Research productivity rises in Spain despite resource decline
Universities in Spain have seen a rise in scientific productivity and impact despite a decrease in resources and researchers. This is according to a report by the IUNE Observatory, run by the 4U Alliance. The report considers the research activity at 79 public and private Spanish universities between 2006 and 2015. IUNE found that funding for research and development diminished by 19% between 2008 and 2014. The number of scientific researchers was also seen to decline by 9.1% between 2010 and 2015, although the number of professors slightly increased.

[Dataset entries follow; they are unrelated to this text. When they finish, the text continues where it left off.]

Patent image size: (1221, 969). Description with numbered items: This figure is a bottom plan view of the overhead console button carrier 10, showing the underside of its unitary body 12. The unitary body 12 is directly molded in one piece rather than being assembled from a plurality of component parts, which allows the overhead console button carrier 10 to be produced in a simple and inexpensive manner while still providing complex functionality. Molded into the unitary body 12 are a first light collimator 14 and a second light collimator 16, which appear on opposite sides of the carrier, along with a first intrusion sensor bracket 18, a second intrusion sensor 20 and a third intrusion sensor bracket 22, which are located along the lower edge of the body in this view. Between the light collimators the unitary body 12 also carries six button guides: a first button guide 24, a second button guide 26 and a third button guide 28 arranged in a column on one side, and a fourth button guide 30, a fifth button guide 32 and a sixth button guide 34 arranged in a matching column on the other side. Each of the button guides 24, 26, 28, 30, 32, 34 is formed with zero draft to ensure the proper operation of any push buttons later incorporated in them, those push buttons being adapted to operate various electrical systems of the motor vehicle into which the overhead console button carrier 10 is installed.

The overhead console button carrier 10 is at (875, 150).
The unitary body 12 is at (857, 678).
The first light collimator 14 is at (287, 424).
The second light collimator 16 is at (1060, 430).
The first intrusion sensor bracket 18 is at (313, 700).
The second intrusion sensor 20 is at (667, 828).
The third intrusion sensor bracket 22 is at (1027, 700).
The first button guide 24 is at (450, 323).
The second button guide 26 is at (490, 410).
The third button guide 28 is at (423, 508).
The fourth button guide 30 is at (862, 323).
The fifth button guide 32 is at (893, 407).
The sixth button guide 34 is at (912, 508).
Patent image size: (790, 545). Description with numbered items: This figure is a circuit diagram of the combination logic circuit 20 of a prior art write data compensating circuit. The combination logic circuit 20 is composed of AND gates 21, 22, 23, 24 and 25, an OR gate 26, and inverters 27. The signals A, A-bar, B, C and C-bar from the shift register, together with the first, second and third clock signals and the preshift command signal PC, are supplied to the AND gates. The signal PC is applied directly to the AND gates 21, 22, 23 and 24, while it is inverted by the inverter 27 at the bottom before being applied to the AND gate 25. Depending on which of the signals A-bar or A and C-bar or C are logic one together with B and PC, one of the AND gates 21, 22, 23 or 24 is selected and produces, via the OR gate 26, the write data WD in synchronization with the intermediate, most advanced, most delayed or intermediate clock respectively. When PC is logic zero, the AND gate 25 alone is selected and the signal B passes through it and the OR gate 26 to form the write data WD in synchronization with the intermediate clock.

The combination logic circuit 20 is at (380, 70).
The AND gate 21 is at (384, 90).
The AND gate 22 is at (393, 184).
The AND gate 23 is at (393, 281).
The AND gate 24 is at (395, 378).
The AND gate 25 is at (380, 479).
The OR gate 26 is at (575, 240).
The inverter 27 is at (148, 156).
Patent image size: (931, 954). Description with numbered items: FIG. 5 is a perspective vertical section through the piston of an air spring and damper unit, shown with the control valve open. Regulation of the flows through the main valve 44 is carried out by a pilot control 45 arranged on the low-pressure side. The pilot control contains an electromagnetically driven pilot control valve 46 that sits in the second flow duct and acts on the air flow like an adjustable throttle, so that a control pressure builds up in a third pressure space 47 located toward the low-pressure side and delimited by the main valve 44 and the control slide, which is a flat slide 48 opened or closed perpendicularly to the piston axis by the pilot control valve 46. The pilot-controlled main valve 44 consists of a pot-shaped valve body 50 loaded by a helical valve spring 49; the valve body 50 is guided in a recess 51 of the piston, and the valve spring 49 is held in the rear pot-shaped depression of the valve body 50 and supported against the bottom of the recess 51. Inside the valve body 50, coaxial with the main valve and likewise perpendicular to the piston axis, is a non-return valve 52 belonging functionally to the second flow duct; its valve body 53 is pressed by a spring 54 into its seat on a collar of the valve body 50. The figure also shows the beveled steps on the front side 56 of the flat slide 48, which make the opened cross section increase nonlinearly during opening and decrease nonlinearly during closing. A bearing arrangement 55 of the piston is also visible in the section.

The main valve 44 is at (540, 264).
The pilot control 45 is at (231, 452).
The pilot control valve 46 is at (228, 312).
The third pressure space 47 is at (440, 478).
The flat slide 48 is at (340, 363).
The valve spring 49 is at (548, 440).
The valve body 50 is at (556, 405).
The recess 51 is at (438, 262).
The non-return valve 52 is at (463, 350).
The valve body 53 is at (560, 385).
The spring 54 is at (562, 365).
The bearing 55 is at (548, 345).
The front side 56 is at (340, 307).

Despite these falling resources, the average number of publications per professor per year increased from 0.46 in 2006 to 0.83 in 2015. IUNE also reports an increase in research visibility and impact. The percentage of publications in the top 25% of journals based on impact factor rose from 49% to 53%. International scientific collaboration also saw a rise, with the US, UK and Germany being the top collaborators. The field of physics and astronomy are cited as the main areas where international collaboration has increased, due to projects such as those at CERN.